Spring arrived this week on a wind like a fistful of razor blades, leavened only by a sun that reaches higher in the sky every day. This is the third week of March in Indiana, when the warmth of summer is mostly a tease, and winter is the houseguest who's snoring away on the couch, refusing to leave the premises.
But it was a glorious week down in Wabash.
It was a glorious week because the Southwood Knights are headed to the state basketball finals for the first time in school history, and in Indiana that still means what it always has. Hoosier Hysteria -- the exclusive name of the old single-class tournament, at least in the Blob's universe -- may be two decades in its grave, but high school basketball remains a bone-deep thing in Indiana, divided four ways or not. And just as it was the small towns that were the blood root of the old Hysteria, it is the small towns that continue to be the blood root of its partitioned offspring.

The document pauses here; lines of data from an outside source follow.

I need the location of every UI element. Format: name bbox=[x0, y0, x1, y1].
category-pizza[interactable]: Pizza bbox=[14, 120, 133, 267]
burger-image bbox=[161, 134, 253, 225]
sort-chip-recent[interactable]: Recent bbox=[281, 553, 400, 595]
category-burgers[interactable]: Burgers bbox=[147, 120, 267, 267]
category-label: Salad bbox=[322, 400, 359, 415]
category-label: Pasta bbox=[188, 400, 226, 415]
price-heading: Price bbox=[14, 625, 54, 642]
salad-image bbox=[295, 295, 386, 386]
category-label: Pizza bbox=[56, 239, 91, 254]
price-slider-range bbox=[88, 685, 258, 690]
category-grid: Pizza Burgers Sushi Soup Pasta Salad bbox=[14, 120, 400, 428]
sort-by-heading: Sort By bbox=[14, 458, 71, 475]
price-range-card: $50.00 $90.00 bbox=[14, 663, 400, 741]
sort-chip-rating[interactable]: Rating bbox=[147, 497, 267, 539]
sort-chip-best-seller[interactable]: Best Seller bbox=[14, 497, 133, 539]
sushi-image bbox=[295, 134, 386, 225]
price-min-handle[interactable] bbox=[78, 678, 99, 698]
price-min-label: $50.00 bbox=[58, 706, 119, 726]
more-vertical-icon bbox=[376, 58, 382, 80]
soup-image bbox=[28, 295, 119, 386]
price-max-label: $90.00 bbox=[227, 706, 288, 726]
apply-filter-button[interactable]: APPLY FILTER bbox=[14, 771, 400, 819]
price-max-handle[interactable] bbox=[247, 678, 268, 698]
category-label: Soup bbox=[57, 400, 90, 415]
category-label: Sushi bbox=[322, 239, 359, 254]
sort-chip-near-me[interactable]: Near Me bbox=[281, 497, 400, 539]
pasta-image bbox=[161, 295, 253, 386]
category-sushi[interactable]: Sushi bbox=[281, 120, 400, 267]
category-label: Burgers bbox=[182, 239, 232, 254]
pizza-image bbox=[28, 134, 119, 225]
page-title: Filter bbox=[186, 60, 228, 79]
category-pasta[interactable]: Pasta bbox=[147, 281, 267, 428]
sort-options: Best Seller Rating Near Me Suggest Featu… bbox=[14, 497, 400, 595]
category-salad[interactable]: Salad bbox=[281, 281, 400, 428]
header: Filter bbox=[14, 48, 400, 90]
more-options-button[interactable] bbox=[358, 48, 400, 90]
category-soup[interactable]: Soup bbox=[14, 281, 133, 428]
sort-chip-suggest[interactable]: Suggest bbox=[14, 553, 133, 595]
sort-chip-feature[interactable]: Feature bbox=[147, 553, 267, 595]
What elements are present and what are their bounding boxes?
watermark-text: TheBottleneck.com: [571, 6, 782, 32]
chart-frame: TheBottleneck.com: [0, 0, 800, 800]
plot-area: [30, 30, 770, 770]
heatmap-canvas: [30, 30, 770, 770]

And that's why the dead past is right where it belongs. There, I said it.
I say it as someone who banged the drum as loudly as anyone for the old single-class system, arguing in print and otherwise that killing it would be fixing the unbroken. It was a good argument back in 1997. It's a lousy argument in 2018, even though some still try to make it.
And why is it a lousy argument?
Southwood is why.
What's happened there, see, is the very essence of what the diehards claim to miss most about the old days: The ability for some small school never before touched by basketball glory to bathe in it for a solid week. Those kids from Southwood telling the TV stations from Fort Wayne how everyone's been stopping them on the street and congratulating them? Those glowing faces marveling at how the entire community has rallied behind them?
Go back 20 or 30 or 50 years, and those kids were from Argos or Cloverdale or any other small school that made it to state back in the day. The thrill of the big city media coming to their school, the backslaps and go-get-ems from people on the street, even the words the kids spoke into those unfamiliar TV cameras: It's all the same.
And it would never have happened had the Hysteria not died a natural death in 1997. No matter how unnatural it seemed to most of us then.
Without the splitting of basketball in Indiana into four classes, what's happening at Southwood this week -- this deepest expression of our cherished Hoosier heirloom -- would have been impossible. Consolidation and a steady population shift to the cities have made the big schools too big and the small schools too small to realistically compete on the same stage. The demographics just don't work anymore.
It may be pleasant to cling to that old Milan mythology, but mythology is mainly what it is. Milan in 1954 was never the David it's been made out to be, and Muncie Central was never the Goliath. Milan had reached the state finals the year before, after all, and had everyone back from that team. And Muncie Central, like almost all the "big schools" in that day, comprised a touch over 2,000 students.
Today, the biggest schools in Indiana have enrollments running anywhere from 3,000 to 5,000 students, and look more like college campuses than high schools. And the small schools are still small.
And never would have had a shot at having the week they've been having at Southwood.
Reveling. Marveling. Preserving the best of a heritage that didn't die with the Hysteria, but was merely reborn.
Update: Was not to be for Southwood. Morristown routed the Knights 89-60 in the 1A title game.